前段时间碰到一个apk多个process依次开跑,跑到最后一个process的时候,第一个process给kill掉了,虽然第一个process中含有broadcast receive,被kill掉的原因是由于触发到了lowmemorykiller,这样一来apk最后的结果就异常了~ 尝试再三 规避掉了这个问题,记录一下~
撰写不易,转载需注明出处:http://blog.csdn.net/jscese/article/details/47317765本文来自 【jscese】的博客!
andorid用户层的application process ,在各种activity生命周期切换时,会触发AMS中的回收机制,比如启动新的apk,一直back 退出一个apk,在5.1上的代码来看,除了android AMS中默认的回收机制外,还会去维护一个oom adj 变量,作为linux层 lowmemorykiller的参考依据。
入口为trimApplications() 可以发现很多地方有调用,stop unregisterreceiver之类的操作时都会去触发回收:
final void trimApplications() {
synchronized (this) {
int i;
// First remove any unused application processes whose package
// has been removed.
for (i=mRemovedProcesses.size()-1; i>=0; i--) {
final ProcessRecord app = mRemovedProcesses.get(i);
if (app.activities.size() == 0
&& app.curReceiver == null && app.services.size() == 0) {
Slog.i(
TAG, "Exiting empty application process "
+ app.processName + " ("
+ (app.thread != null ? app.thread.asBinder() : null)
+ ")\n");
if (app.pid > 0 && app.pid != MY_PID) {
app.kill("empty", false);
} else {
try {
app.thread.scheduleExit();
} catch (Exception e) {
// Ignore exceptions.
}
}
cleanUpApplicationRecordLocked(app, false, true, -1);
mRemovedProcesses.remove(i);
if (app.persistent) {
addAppLocked(app.info, false, null /* ABI override */);
}
}
}
// Now update the oom adj for all processes.
updateOomAdjLocked();
}
}
mRemovedProcesses 列表中主要包含了 crash 的进程、5 秒内没有响应并被用户选在强制关闭的进程、以及应用开发这调用 killBackgroundProcess 想要杀死的进程。调用 Process.killProcess 将所有此类进程全部杀死。
updateOomAdjLocked 计算更新所有process的 oomadj
继续看:
final void updateOomAdjLocked() {
...
// First update the OOM adjustment for each of the
// application processes based on their current state.
int curCachedAdj = ProcessList.CACHED_APP_MIN_ADJ;
int nextCachedAdj = curCachedAdj+1;
int curEmptyAdj = ProcessList.CACHED_APP_MIN_ADJ;
int nextEmptyAdj = curEmptyAdj+2;
for (int i=N-1; i>=0; i--) {
ProcessRecord app = mLruProcesses.get(i);
if (!app.killedByAm && app.thread != null) {
app.procStateChanged = false;
computeOomAdjLocked(app, ProcessList.UNKNOWN_ADJ, TOP_APP, true, now);
...
applyOomAdjLocked(app, TOP_APP, true, now);
...
}
...
}
...
}
computeOomAdjLocked 计算当前process的adj,详细规则就不贴了,大体会根据 top activity .receiver.service process state 一大堆相关的因素去得出一个adj值。

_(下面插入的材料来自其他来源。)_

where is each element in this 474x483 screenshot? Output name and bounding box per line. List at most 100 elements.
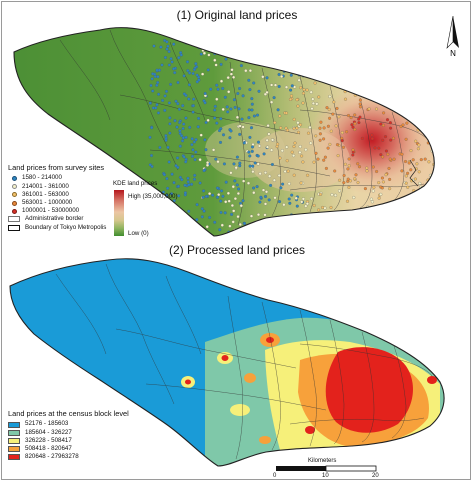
survey-site-point	[332, 100, 336, 104]
survey-site-point	[215, 195, 220, 199]
survey-site-point	[235, 155, 239, 159]
survey-site-point	[193, 158, 197, 162]
survey-site-point	[285, 128, 290, 132]
survey-site-point	[292, 154, 296, 158]
scale-tick-20: 20	[372, 473, 379, 479]
north-label: N	[450, 49, 456, 56]
survey-site-point	[406, 171, 410, 175]
survey-site-point	[219, 199, 223, 203]
survey-site-point	[158, 145, 162, 150]
survey-site-point	[343, 97, 348, 101]
survey-site-point	[227, 199, 231, 203]
survey-site-point	[201, 72, 205, 76]
survey-site-point	[358, 98, 362, 102]
survey-site-point	[190, 137, 194, 141]
survey-site-point	[238, 124, 242, 128]
survey-site-point	[188, 71, 192, 75]
survey-site-point	[356, 162, 360, 166]
survey-site-point	[272, 96, 276, 100]
survey-site-point	[347, 185, 351, 189]
survey-site-point	[206, 118, 210, 122]
legend-swatch	[8, 429, 20, 436]
survey-site-point	[178, 144, 182, 148]
survey-site-point	[167, 50, 171, 54]
survey-site-point	[381, 180, 385, 184]
survey-site-point	[256, 154, 260, 158]
survey-site-point	[314, 134, 318, 138]
survey-site-point	[343, 162, 347, 166]
survey-site-point	[195, 80, 199, 84]
survey-site-point	[172, 42, 176, 46]
survey-site-point	[230, 212, 234, 216]
survey-site-point	[286, 169, 290, 173]
survey-site-point	[414, 139, 418, 143]
survey-site-point	[409, 149, 413, 153]
survey-site-point	[163, 38, 167, 43]
survey-site-point	[336, 154, 340, 158]
survey-site-point	[392, 157, 396, 161]
tokyo-boundary-legend: Boundary of Tokyo Metropolis	[8, 224, 106, 232]
survey-site-point	[207, 53, 211, 57]
survey-site-point	[244, 69, 248, 73]
survey-site-point	[164, 138, 168, 142]
survey-site-point	[177, 107, 181, 111]
survey-site-point	[195, 73, 199, 77]
survey-site-point	[252, 81, 256, 85]
survey-site-point	[261, 188, 266, 192]
survey-site-point	[309, 90, 313, 94]
survey-site-point	[236, 191, 240, 196]
survey-site-point	[252, 191, 256, 195]
survey-site-point	[382, 111, 386, 115]
survey-site-point	[168, 116, 172, 120]
survey-site-point	[284, 85, 289, 89]
survey-site-point	[177, 194, 181, 198]
survey-site-point	[159, 45, 163, 49]
census-legend-label: 185604 - 326227	[25, 428, 72, 436]
survey-site-point	[190, 154, 195, 158]
survey-site-point	[404, 181, 408, 185]
survey-site-point	[379, 192, 383, 196]
survey-site-point	[301, 91, 306, 95]
survey-site-point	[226, 191, 230, 195]
survey-site-point	[347, 164, 351, 168]
survey-site-point	[279, 126, 283, 130]
survey-site-point	[284, 126, 288, 130]
survey-site-point	[217, 129, 222, 133]
survey-site-point	[386, 152, 390, 156]
survey-site-point	[409, 168, 413, 172]
survey-site-point	[148, 135, 152, 139]
survey-site-point	[201, 195, 205, 199]
legend-swatch	[8, 421, 20, 428]
survey-site-point	[385, 118, 390, 122]
survey-site-point	[270, 100, 274, 104]
survey-site-point	[202, 169, 206, 173]
survey-site-point	[261, 75, 265, 79]
survey-site-point	[156, 80, 160, 85]
survey-site-point	[194, 150, 198, 154]
survey-site-point	[319, 120, 323, 124]
survey-site-point	[195, 218, 199, 222]
survey-site-point	[232, 75, 236, 79]
survey-site-point	[354, 173, 358, 177]
survey-site-point	[312, 203, 316, 208]
survey-site-point	[255, 185, 259, 189]
survey-site-point	[276, 108, 280, 112]
survey-site-point	[328, 116, 332, 120]
survey-site-point	[329, 129, 333, 133]
survey-site-point	[350, 123, 354, 127]
survey-site-point	[298, 145, 302, 149]
survey-site-point	[233, 197, 237, 201]
census-legend-label: 508418 - 820647	[25, 444, 72, 452]
survey-site-point	[264, 190, 269, 194]
survey-site-point	[308, 125, 312, 129]
survey-site-point	[190, 182, 194, 186]
survey-site-point	[242, 141, 246, 145]
survey-site-point	[233, 179, 237, 183]
survey-site-point	[164, 89, 169, 93]
survey-site-point	[262, 152, 266, 156]
survey-site-point	[181, 104, 185, 108]
survey-site-point	[256, 140, 261, 144]
survey-site-point	[297, 78, 301, 82]
survey-legend-item: 1000001 - 53000000	[12, 207, 106, 215]
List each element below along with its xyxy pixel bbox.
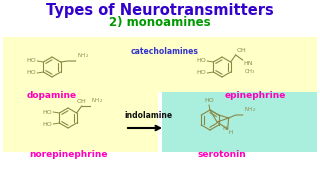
Text: Types of Neurotransmitters: Types of Neurotransmitters xyxy=(46,3,274,18)
Text: NH$_2$: NH$_2$ xyxy=(91,96,103,105)
Text: HO: HO xyxy=(196,71,206,75)
Text: 2) monoamines: 2) monoamines xyxy=(109,16,211,29)
Text: HO: HO xyxy=(27,58,36,64)
Text: NH$_2$: NH$_2$ xyxy=(244,105,256,114)
Text: HO: HO xyxy=(204,98,214,103)
Text: indolamine: indolamine xyxy=(124,111,172,120)
FancyBboxPatch shape xyxy=(3,92,158,152)
Text: CH$_3$: CH$_3$ xyxy=(244,67,255,76)
Text: HO: HO xyxy=(43,122,52,127)
FancyBboxPatch shape xyxy=(3,37,317,92)
FancyBboxPatch shape xyxy=(162,92,317,152)
Text: catecholamines: catecholamines xyxy=(131,48,199,57)
Text: HO: HO xyxy=(43,109,52,114)
Text: dopamine: dopamine xyxy=(27,91,77,100)
Text: HO: HO xyxy=(196,58,206,64)
Text: NH$_2$: NH$_2$ xyxy=(77,51,89,60)
Text: HN: HN xyxy=(244,61,253,66)
Text: epinephrine: epinephrine xyxy=(224,91,286,100)
Text: H: H xyxy=(229,130,233,135)
Text: N: N xyxy=(222,127,227,132)
Text: OH: OH xyxy=(237,48,246,53)
Text: norepinephrine: norepinephrine xyxy=(29,150,107,159)
Text: serotonin: serotonin xyxy=(198,150,246,159)
Text: HO: HO xyxy=(27,71,36,75)
Text: OH: OH xyxy=(77,99,86,104)
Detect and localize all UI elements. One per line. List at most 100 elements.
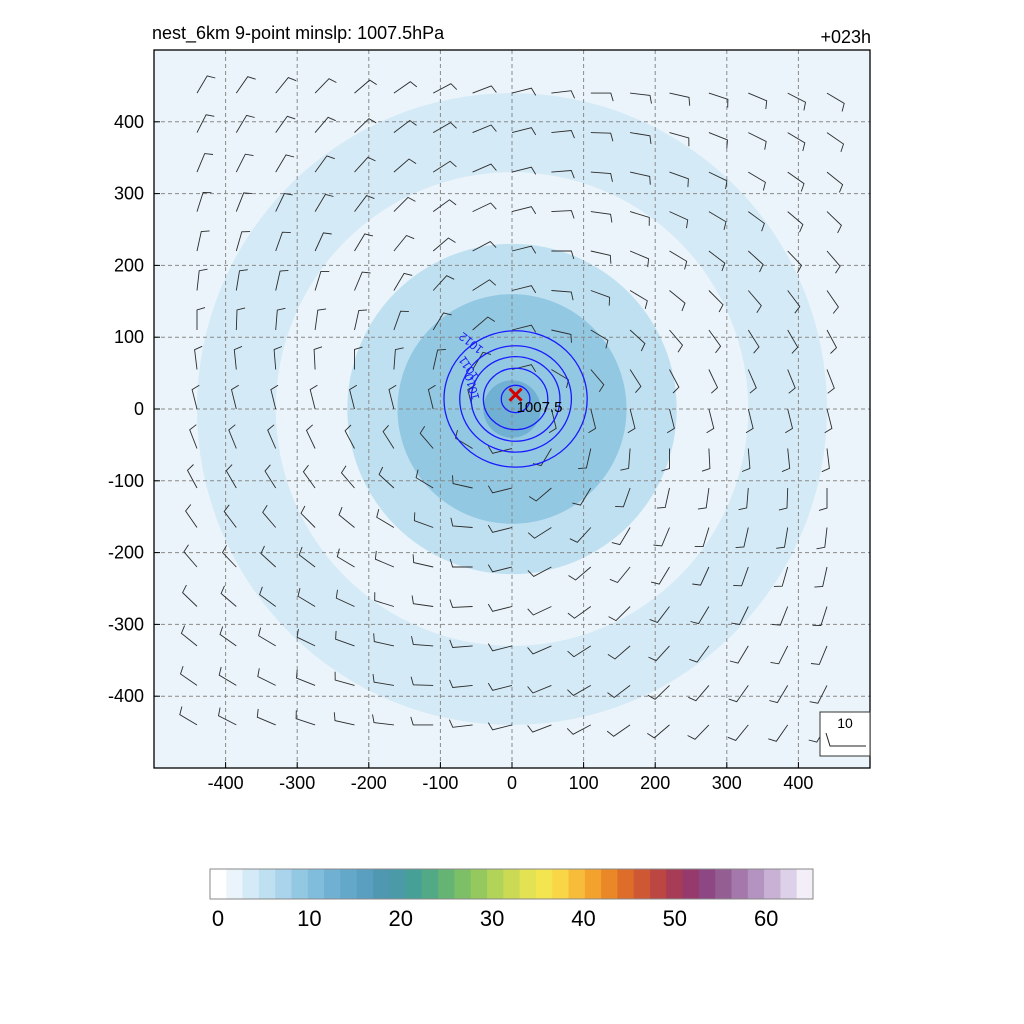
wind-barb <box>354 233 374 252</box>
wind-barb <box>708 132 728 149</box>
wind-barb <box>449 599 473 608</box>
wind-barb <box>578 448 592 470</box>
wind-barb <box>706 408 715 434</box>
wind-barb <box>354 309 368 331</box>
wind-barb <box>196 307 206 330</box>
colorbar-swatch <box>291 869 309 899</box>
wind-barb <box>812 606 828 626</box>
wind-barb <box>666 408 675 434</box>
colorbar-swatch <box>258 869 276 899</box>
wind-barb <box>196 268 208 291</box>
colorbar-swatch <box>356 869 374 899</box>
wind-barb <box>776 527 789 549</box>
colorbar-swatch <box>389 869 407 899</box>
wind-barb <box>454 429 473 449</box>
chart-title: nest_6km 9-point minslp: 1007.5hPa <box>152 23 445 44</box>
wind-barb <box>305 424 316 449</box>
wind-barb <box>225 464 237 489</box>
wind-barb <box>393 272 413 291</box>
wind-barb <box>814 566 828 588</box>
wind-barb <box>432 237 456 252</box>
wind-barb <box>376 508 395 528</box>
wind-barb <box>179 665 198 686</box>
wind-barb <box>354 79 377 94</box>
wind-barb <box>432 199 457 212</box>
wind-barb <box>448 719 473 728</box>
wind-barb <box>590 329 609 349</box>
wind-barb <box>264 464 277 489</box>
y-tick-label: -300 <box>108 614 144 634</box>
reference-key-box <box>819 711 871 757</box>
wind-barb <box>349 384 358 410</box>
wind-barb <box>196 114 215 133</box>
wind-barb <box>527 566 552 577</box>
wind-barb <box>333 712 355 726</box>
wind-barb <box>708 250 726 272</box>
wind-barb <box>527 724 552 733</box>
wind-barb <box>590 92 614 102</box>
wind-barb <box>787 132 806 152</box>
wind-barb <box>590 250 612 264</box>
wind-barb <box>257 668 276 686</box>
wind-barb <box>787 290 801 314</box>
reference-barb <box>825 732 866 747</box>
wind-barb <box>653 527 670 547</box>
forecast-hour-label: +023h <box>820 27 871 47</box>
wind-barb <box>630 171 651 185</box>
wind-barb <box>314 155 335 173</box>
colorbar-swatch <box>601 869 619 899</box>
wind-barb <box>551 130 575 139</box>
wind-barb <box>295 710 316 726</box>
wind-barb <box>551 250 575 260</box>
wind-barb <box>511 206 537 215</box>
wind-barb <box>566 724 592 735</box>
wind-barb <box>648 645 670 662</box>
y-tick-label: 200 <box>114 255 144 275</box>
wind-barb <box>567 645 592 658</box>
wind-barb <box>235 153 254 173</box>
wind-barb <box>656 487 670 509</box>
colorbar-swatch <box>340 869 358 899</box>
wind-barb <box>373 633 394 647</box>
wind-barb <box>748 92 768 110</box>
wind-barb <box>747 329 760 354</box>
wind-barb <box>302 464 316 489</box>
wind-barb <box>393 347 404 370</box>
wind-barb <box>609 566 631 584</box>
wind-barb <box>669 132 690 147</box>
wind-barb <box>185 504 198 528</box>
colorbar-swatch <box>617 869 635 899</box>
wind-barb <box>650 566 670 585</box>
wind-barb <box>487 603 513 612</box>
wind-barb <box>180 625 198 647</box>
wind-barb <box>608 606 631 622</box>
wind-barb <box>472 316 496 331</box>
colorbar-swatch <box>584 869 602 899</box>
wind-barb <box>196 192 212 212</box>
wind-barb <box>697 487 710 510</box>
wind-barb <box>809 685 828 704</box>
wind-barb <box>374 550 395 568</box>
wind-barb <box>432 348 446 370</box>
wind-barb <box>235 114 255 133</box>
wind-barb <box>296 628 316 647</box>
wind-barb <box>611 527 631 546</box>
wind-barb <box>735 527 749 549</box>
wind-barb <box>354 271 371 291</box>
wind-barb <box>449 558 473 568</box>
wind-barb <box>487 722 513 731</box>
wind-barb <box>669 329 684 353</box>
wind-barb <box>298 546 316 568</box>
wind-barb <box>196 153 214 173</box>
wind-barb <box>669 369 680 394</box>
colorbar-swatch <box>796 869 814 899</box>
storm-center: 1007.5 <box>508 387 562 416</box>
y-tick-label: 300 <box>114 184 144 204</box>
wind-barb <box>669 290 686 312</box>
wind-barb <box>275 307 286 331</box>
wind-barb-reference: 10 <box>819 711 871 757</box>
colorbar-swatch <box>650 869 667 899</box>
y-tick-label: 0 <box>134 399 144 419</box>
wind-barb <box>620 448 631 471</box>
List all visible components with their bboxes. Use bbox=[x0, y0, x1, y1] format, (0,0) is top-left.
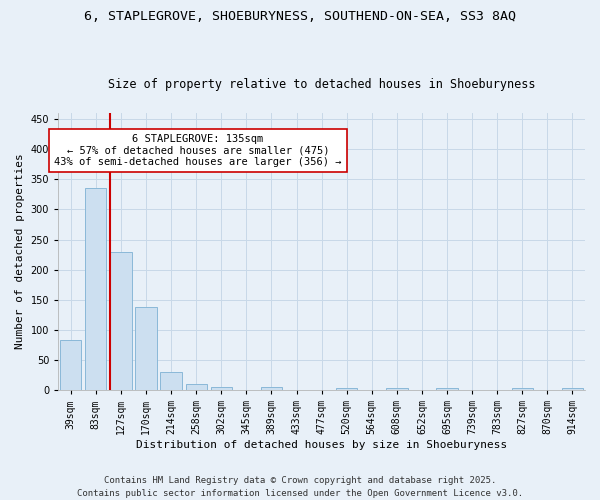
Bar bbox=[160, 372, 182, 390]
Y-axis label: Number of detached properties: Number of detached properties bbox=[15, 154, 25, 350]
Text: 6 STAPLEGROVE: 135sqm
← 57% of detached houses are smaller (475)
43% of semi-det: 6 STAPLEGROVE: 135sqm ← 57% of detached … bbox=[54, 134, 341, 167]
Bar bbox=[386, 388, 407, 390]
Bar bbox=[85, 188, 106, 390]
Bar bbox=[261, 387, 282, 390]
Text: Contains HM Land Registry data © Crown copyright and database right 2025.
Contai: Contains HM Land Registry data © Crown c… bbox=[77, 476, 523, 498]
Bar bbox=[110, 252, 131, 390]
Title: Size of property relative to detached houses in Shoeburyness: Size of property relative to detached ho… bbox=[108, 78, 535, 91]
Bar bbox=[562, 388, 583, 390]
Bar bbox=[211, 387, 232, 390]
Text: 6, STAPLEGROVE, SHOEBURYNESS, SOUTHEND-ON-SEA, SS3 8AQ: 6, STAPLEGROVE, SHOEBURYNESS, SOUTHEND-O… bbox=[84, 10, 516, 23]
Bar bbox=[185, 384, 207, 390]
Bar bbox=[436, 388, 458, 390]
Bar bbox=[336, 388, 358, 390]
Bar bbox=[60, 340, 82, 390]
Bar bbox=[136, 307, 157, 390]
Bar bbox=[512, 388, 533, 390]
X-axis label: Distribution of detached houses by size in Shoeburyness: Distribution of detached houses by size … bbox=[136, 440, 507, 450]
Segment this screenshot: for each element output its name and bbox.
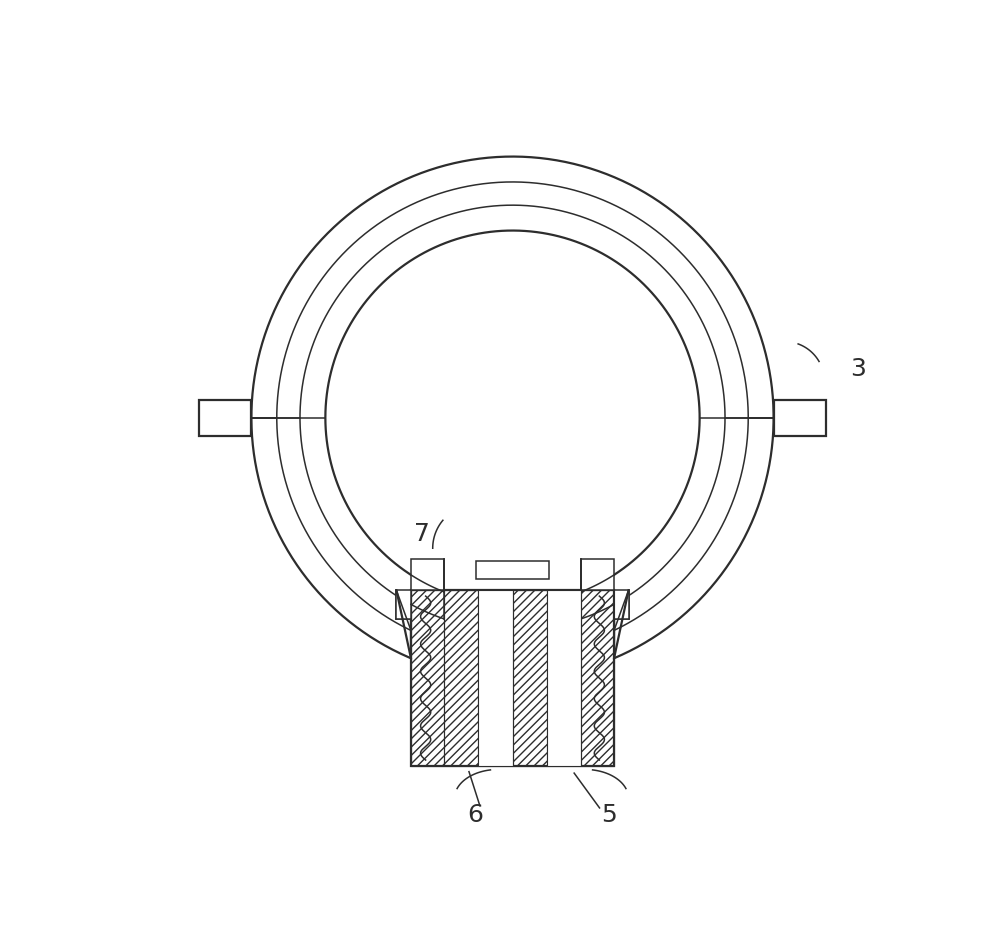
Text: 6: 6 bbox=[467, 804, 483, 827]
Bar bbox=[199, 399, 251, 436]
Bar bbox=[512, 591, 547, 766]
Polygon shape bbox=[581, 560, 614, 591]
Bar bbox=[396, 591, 411, 619]
Bar bbox=[478, 591, 512, 766]
Bar bbox=[614, 591, 629, 619]
Bar bbox=[476, 561, 549, 579]
Bar bbox=[774, 399, 826, 436]
Polygon shape bbox=[411, 560, 444, 591]
Bar bbox=[444, 591, 478, 766]
Text: 3: 3 bbox=[850, 357, 866, 382]
Text: 5: 5 bbox=[601, 804, 617, 827]
Text: 7: 7 bbox=[414, 522, 430, 545]
Bar bbox=[411, 591, 444, 766]
Bar bbox=[581, 591, 614, 766]
Bar bbox=[411, 591, 614, 766]
Bar bbox=[547, 591, 581, 766]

adj 值 (-17 ~15) 越小优先级越高,从注释能看出来,策略在kernel中的lowmemorykiller驱动中实现
这里看下定义 在\frameworks\base\services\core\java\com\android\server\am\ProcessList.java :
// This is a process only hosting activities that are not visible,
// so it can be killed without any disruption.
static final int CACHED_APP_MAX_ADJ = 15;
static final int CACHED_APP_MIN_ADJ = 9;
// The B list of SERVICE_ADJ -- these are the old and decrepit
// services that aren't as shiny and interesting as the ones in the A list.
static final int SERVICE_B_ADJ = 8;
// This is the process of the previous application that the user was in.
// This process is kept above other things, because it is very common to
// switch back to the previous app. This is important both for recent
// task switch (toggling between the two top recent apps) as well as normal
// UI flow such as clicking on a URI in the e-mail app to view in the browser,
// and then pressing back to return to e-mail.
static final int PREVIOUS_APP_ADJ = 7;
// This is a process holding the home application -- we want to try
// avoiding killing it, even if it would normally be in the background,
// because the user interacts with it so much.
static final int HOME_APP_ADJ = 6;
// This is a process holding an application service -- killing it will not
// have much of an impact as far as the user is concerned.
static final int SERVICE_ADJ = 5;
// This is a process with a heavy-weight application. It is in the
// background, but we want to try to avoid killing it. Value set in
// system/rootdir/init.rc on startup.
static final int HEAVY_WEIGHT_APP_ADJ = 4;
// This is a process currently hosting a backup operation. Killing it
// is not entirely fatal but is generally a bad idea.
static final int BACKUP_APP_ADJ = 3;
// This is a process only hosting components that are perceptible to the
// user, and we really want to avoid killing them, but they are not
// immediately visible. An example is background music playback.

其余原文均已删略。